A deputada estadual Mayra Dias (PSD) realizou, na quarta-feira (13/05), um discurso na tribuna da Assembleia Legislativa do Amazonas (Aleam) dedicado à maternidade e às mães amazonenses. A parlamentar destacou os desafios enfrentados pelas mulheres que conciliam maternidade, trabalho, estudos e cuidados com a saúde emocional, além de reforçar projetos e leis de sua autoria voltados ao acolhimento e ao fortalecimento das famílias.

Mayra afirmou que as iniciativas apresentadas ao longo do mandato surgem da escuta e do diálogo constante com mães do Amazonas. Segundo a deputada, o contato direto com mulheres em diferentes realidades sociais tem permitido transformar demandas em políticas públicas concretas.

“Para a gente é um trabalho realmente de escuta, de diálogo com essas mães no dia a dia. É por meio dessa troca de experiências que conseguimos transformar as necessidades delas em projetos que fazem diferença na vida dessas mulheres e famílias”, destacou.

Entre as ações citadas, a parlamentar ressaltou a Lei nº 8.082/2026, voltada ao fortalecimento das mães solo, garantindo incentivo à permanência educacional, acolhimento e mais oportunidades para mulheres que criam os filhos sozinhas. Ela também enfatizou a Lei nº 7.568/2025, que instituiu a campanha permanente “Colo para Mãe”, voltada ao cuidado com a saúde mental materna.

“Cuidar de quem cuida é uma responsabilidade de todos nós. Muitas mães enfrentam ansiedade, depressão e exaustão emocional em silêncio, e o ‘Colo para Mãe’ nasceu justamente para promover esse acolhimento e levar informação sobre saúde mental materna”, afirmou a deputada.

Durante o discurso, Mayra Dias também apresentou o Projeto de Lei que institui o Documento de Identificação da Mãe Atípica (DIMA) no Amazonas. A proposta busca reconhecer oficialmente mães, pais e responsáveis legais que exercem cuidados permanentes de pessoas com deficiência, transtornos do neurodesenvolvimento, síndromes raras ou doenças crônicas.

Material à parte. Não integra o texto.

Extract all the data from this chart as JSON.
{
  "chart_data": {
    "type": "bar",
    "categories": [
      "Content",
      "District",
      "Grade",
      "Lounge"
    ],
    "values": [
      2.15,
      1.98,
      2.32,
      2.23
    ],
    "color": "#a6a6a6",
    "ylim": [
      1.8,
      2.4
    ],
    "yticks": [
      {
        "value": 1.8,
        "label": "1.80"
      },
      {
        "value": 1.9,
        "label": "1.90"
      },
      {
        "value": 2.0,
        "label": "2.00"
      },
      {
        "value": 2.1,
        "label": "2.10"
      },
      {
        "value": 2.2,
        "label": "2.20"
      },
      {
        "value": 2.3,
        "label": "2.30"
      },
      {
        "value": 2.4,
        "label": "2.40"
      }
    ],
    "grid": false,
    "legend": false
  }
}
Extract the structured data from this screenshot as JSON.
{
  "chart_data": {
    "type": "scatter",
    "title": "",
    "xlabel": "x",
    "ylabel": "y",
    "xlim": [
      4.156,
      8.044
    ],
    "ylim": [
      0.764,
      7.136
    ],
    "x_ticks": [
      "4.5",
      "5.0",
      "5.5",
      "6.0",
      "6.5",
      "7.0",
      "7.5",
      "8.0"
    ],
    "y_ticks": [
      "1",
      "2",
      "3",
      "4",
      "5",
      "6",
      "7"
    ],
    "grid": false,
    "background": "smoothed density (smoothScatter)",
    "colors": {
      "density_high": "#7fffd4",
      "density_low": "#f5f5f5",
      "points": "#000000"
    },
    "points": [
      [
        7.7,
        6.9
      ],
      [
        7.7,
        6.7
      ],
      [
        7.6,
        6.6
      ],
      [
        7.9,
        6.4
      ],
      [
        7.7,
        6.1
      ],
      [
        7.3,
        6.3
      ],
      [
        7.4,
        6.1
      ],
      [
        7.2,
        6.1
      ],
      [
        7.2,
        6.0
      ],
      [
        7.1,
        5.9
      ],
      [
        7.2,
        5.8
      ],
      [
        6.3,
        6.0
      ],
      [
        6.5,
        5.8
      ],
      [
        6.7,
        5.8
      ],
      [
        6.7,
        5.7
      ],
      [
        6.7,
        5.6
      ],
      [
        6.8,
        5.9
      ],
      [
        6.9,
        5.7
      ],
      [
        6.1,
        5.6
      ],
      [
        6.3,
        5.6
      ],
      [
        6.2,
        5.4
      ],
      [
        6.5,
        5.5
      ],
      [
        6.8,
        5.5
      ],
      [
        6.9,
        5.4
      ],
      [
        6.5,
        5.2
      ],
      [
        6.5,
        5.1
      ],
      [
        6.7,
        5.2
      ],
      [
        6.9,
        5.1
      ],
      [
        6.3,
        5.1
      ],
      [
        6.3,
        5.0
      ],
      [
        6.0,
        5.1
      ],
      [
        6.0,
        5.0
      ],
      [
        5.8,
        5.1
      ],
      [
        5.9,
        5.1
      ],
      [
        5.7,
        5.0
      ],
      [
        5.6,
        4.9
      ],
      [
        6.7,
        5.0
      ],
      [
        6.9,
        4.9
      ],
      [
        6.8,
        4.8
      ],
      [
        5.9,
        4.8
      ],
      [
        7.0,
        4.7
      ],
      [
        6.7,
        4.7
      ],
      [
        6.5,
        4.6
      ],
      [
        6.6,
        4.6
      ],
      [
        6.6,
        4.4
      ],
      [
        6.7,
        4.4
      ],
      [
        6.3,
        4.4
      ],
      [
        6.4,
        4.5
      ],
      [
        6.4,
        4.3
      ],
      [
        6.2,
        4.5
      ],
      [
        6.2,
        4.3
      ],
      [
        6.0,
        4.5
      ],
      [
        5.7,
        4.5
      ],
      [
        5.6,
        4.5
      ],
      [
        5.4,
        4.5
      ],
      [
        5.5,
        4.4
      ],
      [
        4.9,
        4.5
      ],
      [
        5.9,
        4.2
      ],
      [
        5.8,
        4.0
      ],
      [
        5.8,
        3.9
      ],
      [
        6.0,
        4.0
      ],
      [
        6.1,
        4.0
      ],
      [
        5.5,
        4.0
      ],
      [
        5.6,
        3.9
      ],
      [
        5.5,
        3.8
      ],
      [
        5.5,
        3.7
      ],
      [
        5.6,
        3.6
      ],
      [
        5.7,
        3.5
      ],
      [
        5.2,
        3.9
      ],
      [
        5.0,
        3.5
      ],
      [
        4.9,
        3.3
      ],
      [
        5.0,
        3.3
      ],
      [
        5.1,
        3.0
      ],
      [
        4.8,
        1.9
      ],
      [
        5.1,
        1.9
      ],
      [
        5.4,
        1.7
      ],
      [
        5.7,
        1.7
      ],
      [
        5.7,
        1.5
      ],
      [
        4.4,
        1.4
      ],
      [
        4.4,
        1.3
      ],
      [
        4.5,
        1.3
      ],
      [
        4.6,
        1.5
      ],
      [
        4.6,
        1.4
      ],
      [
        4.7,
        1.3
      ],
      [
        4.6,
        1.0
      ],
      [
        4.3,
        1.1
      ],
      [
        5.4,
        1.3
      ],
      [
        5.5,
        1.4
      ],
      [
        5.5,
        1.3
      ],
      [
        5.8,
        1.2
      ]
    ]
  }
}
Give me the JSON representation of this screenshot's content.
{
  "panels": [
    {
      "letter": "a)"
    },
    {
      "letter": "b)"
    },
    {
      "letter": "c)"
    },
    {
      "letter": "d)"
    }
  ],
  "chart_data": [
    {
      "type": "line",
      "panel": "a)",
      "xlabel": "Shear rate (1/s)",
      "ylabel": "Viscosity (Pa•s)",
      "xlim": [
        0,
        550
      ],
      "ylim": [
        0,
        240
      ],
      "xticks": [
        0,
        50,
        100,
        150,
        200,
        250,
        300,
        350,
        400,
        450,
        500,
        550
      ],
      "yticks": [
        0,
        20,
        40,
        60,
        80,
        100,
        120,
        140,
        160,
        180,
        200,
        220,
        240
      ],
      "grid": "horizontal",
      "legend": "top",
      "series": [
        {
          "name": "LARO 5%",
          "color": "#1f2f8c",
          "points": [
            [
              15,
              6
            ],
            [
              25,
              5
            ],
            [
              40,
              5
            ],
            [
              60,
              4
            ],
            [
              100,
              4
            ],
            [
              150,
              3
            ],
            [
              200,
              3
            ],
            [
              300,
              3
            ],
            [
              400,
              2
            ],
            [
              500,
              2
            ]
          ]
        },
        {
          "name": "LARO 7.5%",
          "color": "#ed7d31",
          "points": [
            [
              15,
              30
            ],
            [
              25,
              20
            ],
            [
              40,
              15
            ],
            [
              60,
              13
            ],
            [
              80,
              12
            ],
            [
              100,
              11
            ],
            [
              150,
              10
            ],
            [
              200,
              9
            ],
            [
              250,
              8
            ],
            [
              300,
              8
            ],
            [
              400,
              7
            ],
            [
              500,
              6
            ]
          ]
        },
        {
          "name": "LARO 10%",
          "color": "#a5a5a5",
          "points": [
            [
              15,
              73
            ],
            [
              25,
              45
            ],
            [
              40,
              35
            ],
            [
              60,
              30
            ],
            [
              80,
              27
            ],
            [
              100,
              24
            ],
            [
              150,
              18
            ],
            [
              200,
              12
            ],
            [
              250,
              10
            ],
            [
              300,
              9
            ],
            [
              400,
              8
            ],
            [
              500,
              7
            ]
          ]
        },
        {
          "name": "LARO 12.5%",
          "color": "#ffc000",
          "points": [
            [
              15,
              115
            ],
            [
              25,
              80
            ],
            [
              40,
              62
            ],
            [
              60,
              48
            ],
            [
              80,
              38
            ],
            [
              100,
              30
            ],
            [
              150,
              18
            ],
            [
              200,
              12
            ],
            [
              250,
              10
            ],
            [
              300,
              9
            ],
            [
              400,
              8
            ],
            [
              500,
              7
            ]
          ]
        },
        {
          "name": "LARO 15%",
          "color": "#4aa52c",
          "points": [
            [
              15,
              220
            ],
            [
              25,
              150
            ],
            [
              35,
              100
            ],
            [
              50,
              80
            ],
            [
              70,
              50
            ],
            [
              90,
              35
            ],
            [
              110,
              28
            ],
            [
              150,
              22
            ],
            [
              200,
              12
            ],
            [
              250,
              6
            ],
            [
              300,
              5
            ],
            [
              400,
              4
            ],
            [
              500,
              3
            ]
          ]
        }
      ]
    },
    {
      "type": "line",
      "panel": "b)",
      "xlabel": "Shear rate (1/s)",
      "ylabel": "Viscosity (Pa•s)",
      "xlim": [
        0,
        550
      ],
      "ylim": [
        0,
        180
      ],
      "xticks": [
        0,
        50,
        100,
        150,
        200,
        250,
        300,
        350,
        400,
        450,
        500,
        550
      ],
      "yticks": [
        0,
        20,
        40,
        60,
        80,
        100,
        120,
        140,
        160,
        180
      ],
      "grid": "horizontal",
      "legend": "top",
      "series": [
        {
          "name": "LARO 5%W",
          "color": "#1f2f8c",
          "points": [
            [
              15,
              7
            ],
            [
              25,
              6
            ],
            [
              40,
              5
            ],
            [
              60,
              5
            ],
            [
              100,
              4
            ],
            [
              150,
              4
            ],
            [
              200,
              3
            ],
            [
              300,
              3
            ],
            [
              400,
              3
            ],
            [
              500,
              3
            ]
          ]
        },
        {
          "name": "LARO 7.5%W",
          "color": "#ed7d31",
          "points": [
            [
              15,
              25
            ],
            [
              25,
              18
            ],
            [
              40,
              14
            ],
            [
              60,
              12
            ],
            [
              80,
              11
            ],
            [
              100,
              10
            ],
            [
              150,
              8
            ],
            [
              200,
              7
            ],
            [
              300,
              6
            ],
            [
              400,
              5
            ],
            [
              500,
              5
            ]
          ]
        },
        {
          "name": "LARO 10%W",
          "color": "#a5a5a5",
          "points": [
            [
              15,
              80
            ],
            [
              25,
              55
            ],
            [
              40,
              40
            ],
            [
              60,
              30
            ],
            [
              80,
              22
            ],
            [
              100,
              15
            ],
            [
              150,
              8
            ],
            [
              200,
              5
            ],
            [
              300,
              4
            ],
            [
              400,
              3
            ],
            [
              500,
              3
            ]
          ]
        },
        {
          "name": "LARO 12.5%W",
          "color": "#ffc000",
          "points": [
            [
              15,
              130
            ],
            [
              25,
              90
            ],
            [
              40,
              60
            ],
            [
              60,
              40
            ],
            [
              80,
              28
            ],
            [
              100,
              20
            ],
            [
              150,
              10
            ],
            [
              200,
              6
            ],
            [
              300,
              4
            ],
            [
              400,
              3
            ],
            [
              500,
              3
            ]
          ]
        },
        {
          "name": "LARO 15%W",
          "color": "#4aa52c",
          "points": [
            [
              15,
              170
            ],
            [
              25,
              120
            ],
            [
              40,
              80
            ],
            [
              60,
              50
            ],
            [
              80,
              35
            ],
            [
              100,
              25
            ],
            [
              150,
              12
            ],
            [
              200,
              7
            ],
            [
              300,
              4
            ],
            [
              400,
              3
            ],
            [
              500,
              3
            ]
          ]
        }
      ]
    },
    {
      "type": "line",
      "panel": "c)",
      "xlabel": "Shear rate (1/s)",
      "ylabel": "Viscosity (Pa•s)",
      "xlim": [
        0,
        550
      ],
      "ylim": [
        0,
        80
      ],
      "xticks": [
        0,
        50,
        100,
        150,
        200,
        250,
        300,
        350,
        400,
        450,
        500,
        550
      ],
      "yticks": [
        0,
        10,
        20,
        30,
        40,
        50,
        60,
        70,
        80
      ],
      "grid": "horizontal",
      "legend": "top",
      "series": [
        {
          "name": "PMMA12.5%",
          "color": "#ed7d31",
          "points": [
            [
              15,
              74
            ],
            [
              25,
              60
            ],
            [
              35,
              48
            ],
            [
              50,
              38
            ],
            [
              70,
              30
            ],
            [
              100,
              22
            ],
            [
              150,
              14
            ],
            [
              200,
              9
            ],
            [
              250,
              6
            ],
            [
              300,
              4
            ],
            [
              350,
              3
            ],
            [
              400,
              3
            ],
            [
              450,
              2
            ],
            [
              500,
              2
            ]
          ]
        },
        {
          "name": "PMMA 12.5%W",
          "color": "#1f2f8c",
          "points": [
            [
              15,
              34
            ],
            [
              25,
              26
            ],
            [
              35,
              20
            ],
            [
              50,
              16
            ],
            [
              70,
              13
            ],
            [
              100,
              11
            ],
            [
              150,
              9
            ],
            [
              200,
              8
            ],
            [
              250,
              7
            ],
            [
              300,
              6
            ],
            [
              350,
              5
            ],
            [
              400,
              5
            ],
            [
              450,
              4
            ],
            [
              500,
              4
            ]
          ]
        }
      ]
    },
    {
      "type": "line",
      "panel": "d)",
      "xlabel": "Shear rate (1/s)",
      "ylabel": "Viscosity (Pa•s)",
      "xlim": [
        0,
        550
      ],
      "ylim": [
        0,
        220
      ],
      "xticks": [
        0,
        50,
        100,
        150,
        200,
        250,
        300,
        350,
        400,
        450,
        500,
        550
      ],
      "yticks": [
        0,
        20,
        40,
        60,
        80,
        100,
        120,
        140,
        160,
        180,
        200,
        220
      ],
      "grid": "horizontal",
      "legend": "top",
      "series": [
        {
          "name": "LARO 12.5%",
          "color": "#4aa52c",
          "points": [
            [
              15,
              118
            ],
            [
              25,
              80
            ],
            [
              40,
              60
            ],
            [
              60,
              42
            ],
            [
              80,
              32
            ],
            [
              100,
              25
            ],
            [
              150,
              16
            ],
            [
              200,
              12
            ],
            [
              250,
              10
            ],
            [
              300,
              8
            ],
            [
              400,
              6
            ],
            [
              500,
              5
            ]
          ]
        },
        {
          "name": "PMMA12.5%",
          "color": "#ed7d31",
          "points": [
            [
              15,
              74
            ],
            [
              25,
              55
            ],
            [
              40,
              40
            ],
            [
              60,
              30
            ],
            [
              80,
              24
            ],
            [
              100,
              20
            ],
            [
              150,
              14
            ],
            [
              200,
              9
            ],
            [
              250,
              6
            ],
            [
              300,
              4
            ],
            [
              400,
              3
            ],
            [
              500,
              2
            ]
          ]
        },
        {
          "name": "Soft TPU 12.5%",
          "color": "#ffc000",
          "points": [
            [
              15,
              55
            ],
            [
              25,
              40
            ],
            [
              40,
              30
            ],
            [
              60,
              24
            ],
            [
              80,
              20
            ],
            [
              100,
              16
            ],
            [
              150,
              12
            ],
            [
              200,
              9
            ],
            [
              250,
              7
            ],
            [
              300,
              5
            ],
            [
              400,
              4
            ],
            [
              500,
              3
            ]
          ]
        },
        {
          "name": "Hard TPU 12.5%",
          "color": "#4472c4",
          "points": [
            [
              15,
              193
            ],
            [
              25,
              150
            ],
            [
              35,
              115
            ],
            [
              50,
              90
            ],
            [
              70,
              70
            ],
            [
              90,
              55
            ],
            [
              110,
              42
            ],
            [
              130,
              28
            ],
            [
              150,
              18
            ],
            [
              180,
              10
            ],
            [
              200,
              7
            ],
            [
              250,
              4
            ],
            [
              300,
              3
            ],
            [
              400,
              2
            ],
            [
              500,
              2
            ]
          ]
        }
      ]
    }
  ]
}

Segundo a deputada, o projeto pretende facilitar o acesso prioritário a serviços públicos e garantir atendimento mais humanizado às famílias atípicas. “Não é só um documento. É um gesto de cuidado com quem cuida. É o Estado dizendo: ‘nós vemos vocês, nós reconhecemos vocês e estamos aqui para apoiar”, declarou.